To answer this question and see how accuracy, entropy and resolution were related, Huber and his team realised they needed a better definition of what a clock is, in thermodynamic terms. They concluded that a clock needs a system that can “tick” in an irreversible and random way, but it also requires another system to count this ticking.
One way of illustrating this is with a sand-filled hourglass that randomly drops grains of sand through a hole – this is a kind of ticking. The ticks are counted by watching for when there are no grains left in the top half. A 10-minute sand timer is very accurate at measuring a 10-minute period, but you can’t use it to measure shorter intervals, so it has a very low resolution.

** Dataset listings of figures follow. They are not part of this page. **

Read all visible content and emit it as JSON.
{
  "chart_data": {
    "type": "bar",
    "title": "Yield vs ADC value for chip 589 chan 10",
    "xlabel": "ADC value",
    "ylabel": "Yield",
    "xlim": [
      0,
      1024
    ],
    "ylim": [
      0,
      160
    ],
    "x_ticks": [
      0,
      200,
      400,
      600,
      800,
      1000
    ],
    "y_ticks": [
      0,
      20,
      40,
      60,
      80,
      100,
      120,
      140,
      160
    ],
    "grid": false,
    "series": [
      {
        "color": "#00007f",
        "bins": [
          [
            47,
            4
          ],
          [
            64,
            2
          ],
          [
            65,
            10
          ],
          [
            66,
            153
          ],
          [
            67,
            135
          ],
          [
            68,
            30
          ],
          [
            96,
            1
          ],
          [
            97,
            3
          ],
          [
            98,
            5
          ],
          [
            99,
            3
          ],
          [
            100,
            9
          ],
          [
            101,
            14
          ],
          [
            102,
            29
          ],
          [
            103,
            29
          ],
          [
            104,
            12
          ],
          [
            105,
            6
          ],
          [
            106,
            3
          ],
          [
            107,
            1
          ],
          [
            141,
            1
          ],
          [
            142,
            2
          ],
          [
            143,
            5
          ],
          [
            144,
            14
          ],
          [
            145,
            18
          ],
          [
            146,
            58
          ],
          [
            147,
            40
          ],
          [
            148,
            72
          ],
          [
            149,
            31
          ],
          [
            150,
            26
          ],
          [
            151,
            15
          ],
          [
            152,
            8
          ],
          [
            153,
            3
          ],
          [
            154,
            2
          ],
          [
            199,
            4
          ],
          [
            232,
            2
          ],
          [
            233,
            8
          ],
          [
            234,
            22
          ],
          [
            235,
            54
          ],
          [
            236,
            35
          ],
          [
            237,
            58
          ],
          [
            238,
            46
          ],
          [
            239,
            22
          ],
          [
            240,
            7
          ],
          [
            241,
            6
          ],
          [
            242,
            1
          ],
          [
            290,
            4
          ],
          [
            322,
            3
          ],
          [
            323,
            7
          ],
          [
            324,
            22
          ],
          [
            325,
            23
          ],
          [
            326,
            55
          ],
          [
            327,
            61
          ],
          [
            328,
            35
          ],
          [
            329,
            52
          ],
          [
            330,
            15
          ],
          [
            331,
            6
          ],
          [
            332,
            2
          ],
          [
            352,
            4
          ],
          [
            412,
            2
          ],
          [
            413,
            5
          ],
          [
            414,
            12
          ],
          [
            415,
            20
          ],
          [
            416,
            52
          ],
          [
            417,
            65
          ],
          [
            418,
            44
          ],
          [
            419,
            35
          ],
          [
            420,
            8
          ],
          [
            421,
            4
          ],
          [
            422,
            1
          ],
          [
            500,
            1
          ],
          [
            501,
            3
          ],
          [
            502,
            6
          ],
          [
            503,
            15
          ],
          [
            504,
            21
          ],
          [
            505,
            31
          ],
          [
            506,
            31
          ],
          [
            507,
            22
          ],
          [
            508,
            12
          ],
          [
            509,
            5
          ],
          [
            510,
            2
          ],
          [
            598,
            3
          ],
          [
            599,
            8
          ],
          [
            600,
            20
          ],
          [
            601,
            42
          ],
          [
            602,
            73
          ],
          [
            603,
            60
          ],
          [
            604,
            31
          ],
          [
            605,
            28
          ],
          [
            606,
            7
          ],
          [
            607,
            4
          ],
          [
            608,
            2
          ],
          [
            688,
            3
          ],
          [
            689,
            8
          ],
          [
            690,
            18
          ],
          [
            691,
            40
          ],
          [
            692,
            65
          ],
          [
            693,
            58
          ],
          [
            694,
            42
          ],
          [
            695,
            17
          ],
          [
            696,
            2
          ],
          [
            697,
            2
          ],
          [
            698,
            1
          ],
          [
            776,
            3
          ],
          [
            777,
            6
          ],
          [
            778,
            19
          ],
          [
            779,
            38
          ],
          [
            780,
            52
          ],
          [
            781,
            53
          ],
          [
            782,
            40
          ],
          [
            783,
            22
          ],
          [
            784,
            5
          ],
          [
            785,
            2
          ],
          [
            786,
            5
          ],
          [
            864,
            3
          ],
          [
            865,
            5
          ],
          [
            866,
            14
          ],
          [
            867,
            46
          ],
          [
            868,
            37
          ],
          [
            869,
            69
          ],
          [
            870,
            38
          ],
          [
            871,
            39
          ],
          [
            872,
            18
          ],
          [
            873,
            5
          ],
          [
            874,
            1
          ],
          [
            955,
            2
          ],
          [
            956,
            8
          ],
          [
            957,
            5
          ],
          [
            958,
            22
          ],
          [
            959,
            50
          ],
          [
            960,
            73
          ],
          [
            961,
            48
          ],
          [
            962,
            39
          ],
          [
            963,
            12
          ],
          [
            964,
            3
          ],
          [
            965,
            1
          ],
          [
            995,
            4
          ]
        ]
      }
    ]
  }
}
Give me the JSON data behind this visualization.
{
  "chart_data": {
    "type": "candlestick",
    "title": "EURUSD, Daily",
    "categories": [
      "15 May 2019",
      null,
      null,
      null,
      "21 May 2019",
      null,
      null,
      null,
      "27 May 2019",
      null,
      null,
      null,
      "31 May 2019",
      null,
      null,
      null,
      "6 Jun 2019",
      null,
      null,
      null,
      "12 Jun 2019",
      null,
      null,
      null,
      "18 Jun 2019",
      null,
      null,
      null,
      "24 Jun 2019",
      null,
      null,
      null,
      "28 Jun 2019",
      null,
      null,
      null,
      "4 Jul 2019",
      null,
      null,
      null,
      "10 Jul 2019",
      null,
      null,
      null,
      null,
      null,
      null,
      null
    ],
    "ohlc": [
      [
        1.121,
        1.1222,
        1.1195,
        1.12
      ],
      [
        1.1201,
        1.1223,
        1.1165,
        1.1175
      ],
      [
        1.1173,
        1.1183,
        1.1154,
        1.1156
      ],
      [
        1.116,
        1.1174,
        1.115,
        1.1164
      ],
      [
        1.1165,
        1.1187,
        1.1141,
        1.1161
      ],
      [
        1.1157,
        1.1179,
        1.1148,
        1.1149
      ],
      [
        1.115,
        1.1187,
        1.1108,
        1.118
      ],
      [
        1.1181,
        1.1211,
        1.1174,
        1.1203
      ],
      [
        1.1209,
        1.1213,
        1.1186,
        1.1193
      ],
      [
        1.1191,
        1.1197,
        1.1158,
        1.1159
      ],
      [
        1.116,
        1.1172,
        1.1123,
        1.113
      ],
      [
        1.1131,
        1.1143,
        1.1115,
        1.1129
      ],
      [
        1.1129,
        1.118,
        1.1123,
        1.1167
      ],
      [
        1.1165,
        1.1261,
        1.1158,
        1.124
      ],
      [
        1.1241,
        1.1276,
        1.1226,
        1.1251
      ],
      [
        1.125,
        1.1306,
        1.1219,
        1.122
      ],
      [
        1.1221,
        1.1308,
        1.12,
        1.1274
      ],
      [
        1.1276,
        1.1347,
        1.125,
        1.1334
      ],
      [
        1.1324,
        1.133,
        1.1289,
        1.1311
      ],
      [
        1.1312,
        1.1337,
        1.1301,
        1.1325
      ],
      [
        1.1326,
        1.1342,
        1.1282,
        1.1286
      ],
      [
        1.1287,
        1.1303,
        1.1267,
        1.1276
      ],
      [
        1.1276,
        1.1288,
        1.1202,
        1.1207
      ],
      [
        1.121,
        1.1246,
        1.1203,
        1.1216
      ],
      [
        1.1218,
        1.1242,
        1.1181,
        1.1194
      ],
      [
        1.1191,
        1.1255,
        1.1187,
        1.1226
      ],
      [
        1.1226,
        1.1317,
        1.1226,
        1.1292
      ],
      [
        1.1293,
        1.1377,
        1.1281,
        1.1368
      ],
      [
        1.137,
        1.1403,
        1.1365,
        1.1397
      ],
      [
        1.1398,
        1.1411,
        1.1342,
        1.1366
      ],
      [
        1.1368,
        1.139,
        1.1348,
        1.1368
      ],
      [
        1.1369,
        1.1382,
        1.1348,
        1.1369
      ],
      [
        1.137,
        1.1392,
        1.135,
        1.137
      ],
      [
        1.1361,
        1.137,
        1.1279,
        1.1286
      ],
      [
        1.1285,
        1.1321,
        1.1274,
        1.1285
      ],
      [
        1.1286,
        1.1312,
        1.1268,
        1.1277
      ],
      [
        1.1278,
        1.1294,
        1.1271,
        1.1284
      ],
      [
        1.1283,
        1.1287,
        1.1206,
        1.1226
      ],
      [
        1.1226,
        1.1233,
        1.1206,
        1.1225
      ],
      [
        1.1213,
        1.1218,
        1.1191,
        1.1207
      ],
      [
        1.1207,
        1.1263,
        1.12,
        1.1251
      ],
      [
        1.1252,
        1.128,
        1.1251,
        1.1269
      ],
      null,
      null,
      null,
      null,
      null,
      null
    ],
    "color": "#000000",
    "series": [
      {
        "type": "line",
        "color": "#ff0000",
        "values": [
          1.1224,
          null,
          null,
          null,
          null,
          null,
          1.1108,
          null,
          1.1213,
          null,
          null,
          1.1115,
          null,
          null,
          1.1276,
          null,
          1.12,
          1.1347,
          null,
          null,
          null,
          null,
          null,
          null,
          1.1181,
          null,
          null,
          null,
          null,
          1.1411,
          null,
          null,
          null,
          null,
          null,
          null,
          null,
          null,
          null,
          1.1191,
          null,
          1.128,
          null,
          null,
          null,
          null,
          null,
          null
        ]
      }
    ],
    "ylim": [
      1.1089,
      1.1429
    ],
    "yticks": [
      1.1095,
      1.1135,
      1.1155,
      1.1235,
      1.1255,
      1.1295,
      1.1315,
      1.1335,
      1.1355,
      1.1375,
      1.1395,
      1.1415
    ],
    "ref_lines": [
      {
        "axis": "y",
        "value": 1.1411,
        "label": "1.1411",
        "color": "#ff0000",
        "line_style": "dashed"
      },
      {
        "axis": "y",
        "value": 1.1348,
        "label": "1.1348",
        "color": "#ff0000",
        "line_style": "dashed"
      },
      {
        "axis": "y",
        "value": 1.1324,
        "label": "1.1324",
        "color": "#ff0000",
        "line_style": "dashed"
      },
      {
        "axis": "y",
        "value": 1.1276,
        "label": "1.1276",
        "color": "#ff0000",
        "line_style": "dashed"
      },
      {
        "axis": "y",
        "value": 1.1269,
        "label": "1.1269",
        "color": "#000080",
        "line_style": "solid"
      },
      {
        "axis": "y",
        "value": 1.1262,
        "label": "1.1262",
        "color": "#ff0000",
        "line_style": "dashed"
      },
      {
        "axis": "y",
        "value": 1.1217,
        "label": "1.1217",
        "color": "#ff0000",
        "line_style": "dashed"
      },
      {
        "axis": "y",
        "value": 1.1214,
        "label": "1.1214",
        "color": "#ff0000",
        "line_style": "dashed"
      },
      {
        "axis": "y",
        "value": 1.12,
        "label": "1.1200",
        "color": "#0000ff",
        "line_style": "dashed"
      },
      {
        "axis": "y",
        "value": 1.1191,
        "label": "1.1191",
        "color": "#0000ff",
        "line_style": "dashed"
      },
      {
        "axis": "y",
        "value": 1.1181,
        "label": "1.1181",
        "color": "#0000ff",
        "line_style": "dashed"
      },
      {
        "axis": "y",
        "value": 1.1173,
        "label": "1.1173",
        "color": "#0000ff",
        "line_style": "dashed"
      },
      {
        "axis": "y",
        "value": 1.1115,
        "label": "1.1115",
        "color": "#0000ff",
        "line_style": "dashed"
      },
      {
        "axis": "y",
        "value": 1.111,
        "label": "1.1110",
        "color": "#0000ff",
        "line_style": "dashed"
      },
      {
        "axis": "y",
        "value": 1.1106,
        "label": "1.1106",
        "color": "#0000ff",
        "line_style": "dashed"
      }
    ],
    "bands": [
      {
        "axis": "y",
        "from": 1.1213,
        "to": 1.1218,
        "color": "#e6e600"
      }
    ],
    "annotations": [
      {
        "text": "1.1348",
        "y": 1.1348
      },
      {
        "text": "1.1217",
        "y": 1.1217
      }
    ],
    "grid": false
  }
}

If you could count each individual grain that goes through the hole, you would get a higher resolution, but it wouldn’t be very accurate because the randomness in the system means the grains don’t go through at regular intervals.
This isn’t unique to the sand timer – it is an inherent property of all clocks, Huber and his team found. By examining this relationship using quantum mechanics and thermodynamics, they proved that the resolution, defined as how frequently a clock can tick, is equal to the inverse of its accuracy squared, where accuracy is the number of times it can tick before being off by one tick.
This limit isn’t relevant for the most accurate clocks today, such as atomic clocks, because they only measure things on the resolution of around a second, but it could apply to future quantum computers because they will need extremely fine timescales and high accuracy, says Huber.
It could also have particular relevance in quantum computers that can control themselves, says at the National Institute of Standards and Technology in Maryland.
Quantum computers are often controlled manually with wires, which introduce heat to the system and errors, but if the computer can be controlled autonomously, then these errors could be reduced, she says. “These machines would need to have their own clocks to tell them what to do at the right time, and those clocks might eventually be able to operate close to the proven fundamental bound.”
While it is important to understand the fundamental trade-off limit between accuracy and resolution, it doesn’t provide an obvious path forward to help us design better quantum clocks, says Huber.